If you have ever seen a “Red Letter” Bible, you know how easy it becomes to pick out the words of Jesus in the Gospels. You may also know that the Gospel of Matthew has a ton more red font than Mark. Why? Because Mark focuses more on Jesus’ activity while Matthew is focused on his teaching.
If you skim through Matthew in a “Red Letter” Bible, you will find a few long sections of uninterrupted red font. Sayings that Luke spread out across many chapters about Jesus’ life are gathered into lengthy sermons in Matthew. Most people have heard about the first one: the Sermon on the Mount (Matthew 5-7). However, 4 other sermons have been formed out of Jesus’ sayings around common themes: Instructions for Disciples in Matthew 10, Kingdom Parables in Matthew 13, Dealing with Sin in the Church in Matthew 18, and the Judgment Sayings of Matthew 23-25.

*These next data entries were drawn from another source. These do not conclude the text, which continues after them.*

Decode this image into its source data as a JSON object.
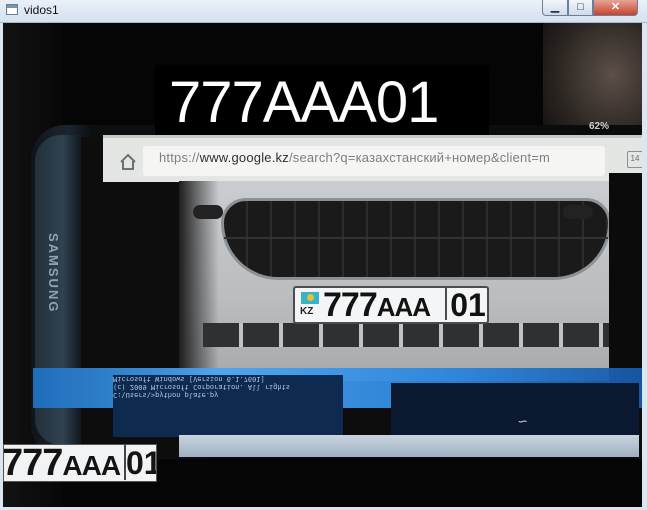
{
  "window": {
    "title": "vidos1",
    "buttons": {
      "minimize": "▁",
      "maximize": "□",
      "close": "✕"
    }
  },
  "overlay": {
    "recognized_plate": "777AAA01"
  },
  "browser": {
    "url_prefix": "https://",
    "url_domain": "www.google.kz",
    "url_rest": "/search?q=казахстанский+номер&client=m",
    "tabs_count": "14",
    "status": "62%"
  },
  "phone": {
    "brand": "SAMSUNG"
  },
  "plate": {
    "country": "KZ",
    "digits": "777",
    "letters": "AAA",
    "region": "01"
  },
  "crop": {
    "digits": "777",
    "letters": "AAA",
    "region": "01"
  }
}
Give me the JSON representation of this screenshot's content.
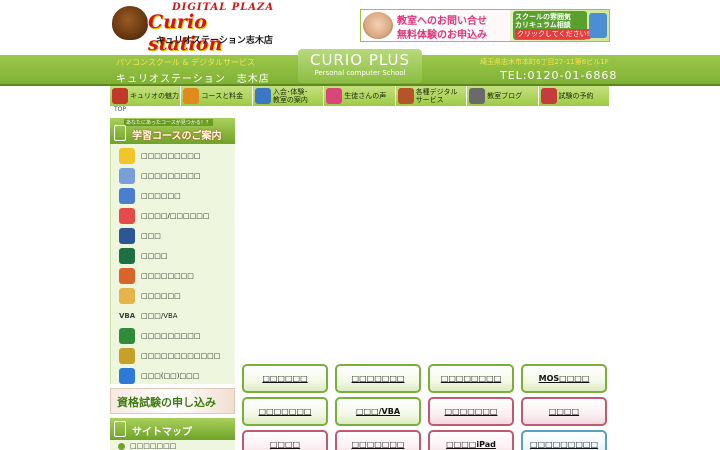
{
  "header": {
    "logo": {
      "top_text": "DIGITAL PLAZA",
      "brand": "Curio station",
      "store": "キュリオステーション志木店"
    },
    "banner": {
      "line1": "教室へのお問い合せ",
      "line2": "無料体験のお申込み",
      "side1": "スクールの雰囲気",
      "side2": "カリキュラム相談",
      "side3": "クリックしてください!"
    }
  },
  "band": {
    "tagline": "パソコンスクール & デジタルサービス",
    "store_name": "キュリオステーション　志木店",
    "curio_title": "CURIO PLUS",
    "curio_sub": "Personal computer School",
    "address": "埼玉県志木市本町6丁目27-11第6ビル1F",
    "tel": "TEL:0120-01-6868"
  },
  "nav": {
    "items": [
      {
        "label": "キュリオの魅力",
        "color": "#c0392b"
      },
      {
        "label": "コースと料金",
        "color": "#e08a1e"
      },
      {
        "label": "入会･体験･\n教室の案内",
        "color": "#3a78c2"
      },
      {
        "label": "生徒さんの声",
        "color": "#d9477a"
      },
      {
        "label": "各種デジタル\nサービス",
        "color": "#b5542a"
      },
      {
        "label": "教室ブログ",
        "color": "#6a6a6a"
      },
      {
        "label": "試験の予約",
        "color": "#c43c3c"
      }
    ]
  },
  "breadcrumb": "TOP",
  "sidebar": {
    "sub": "あなたにあったコースが見つかる！？",
    "title": "学習コースのご案内",
    "courses": [
      {
        "label": "□□□□□□□□□",
        "color": "#f2c62a"
      },
      {
        "label": "□□□□□□□□□",
        "color": "#7a9ed8"
      },
      {
        "label": "□□□□□□",
        "color": "#4a7fd0"
      },
      {
        "label": "□□□□/□□□□□□",
        "color": "#e64b4b"
      },
      {
        "label": "□□□",
        "color": "#2b5797"
      },
      {
        "label": "□□□□",
        "color": "#1e7145"
      },
      {
        "label": "□□□□□□□□",
        "color": "#d9632a"
      },
      {
        "label": "□□□□□□",
        "color": "#e6b54a"
      },
      {
        "label": "□□□/VBA",
        "color": "#3a3a3a",
        "prefix": "VBA"
      },
      {
        "label": "□□□□□□□□□",
        "color": "#2f8a3a"
      },
      {
        "label": "□□□□□□□□□□□□",
        "color": "#c7a02a"
      },
      {
        "label": "□□□(□□)□□□",
        "color": "#2f7ad8"
      }
    ],
    "exam_banner": "資格試験の申し込み",
    "sitemap_title": "サイトマップ",
    "sitemap_first": "□□□□□□□"
  },
  "main": {
    "buttons": [
      {
        "label": "□□□□□□",
        "style": "green"
      },
      {
        "label": "□□□□□□□",
        "style": "green"
      },
      {
        "label": "□□□□□□□□",
        "style": "green"
      },
      {
        "label": "MOS□□□□",
        "style": "green"
      },
      {
        "label": "□□□□□□□",
        "style": "green"
      },
      {
        "label": "□□□/VBA",
        "style": "green"
      },
      {
        "label": "□□□□□□□",
        "style": "pink"
      },
      {
        "label": "□□□□",
        "style": "pink"
      },
      {
        "label": "□□□□",
        "style": "pink"
      },
      {
        "label": "□□□□□□□",
        "style": "pink"
      },
      {
        "label": "□□□□iPad",
        "style": "pink"
      },
      {
        "label": "□□□□□□□□□",
        "style": "blue"
      }
    ]
  }
}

In total, Matthew created 5 long sermons out of Jesus’ sayings. We know the 5 sermons were created intentionally because they all have the same ending: “when Jesus had finished saying these things” (Matthew 7:28; 11:1; 13:53; 19:1; 26:1). This literary marker gets the attention of the careful reader. It brings up the important hermeneutical question: Why did Matthew organize Jesus’ sayings into 5 sets of instructions?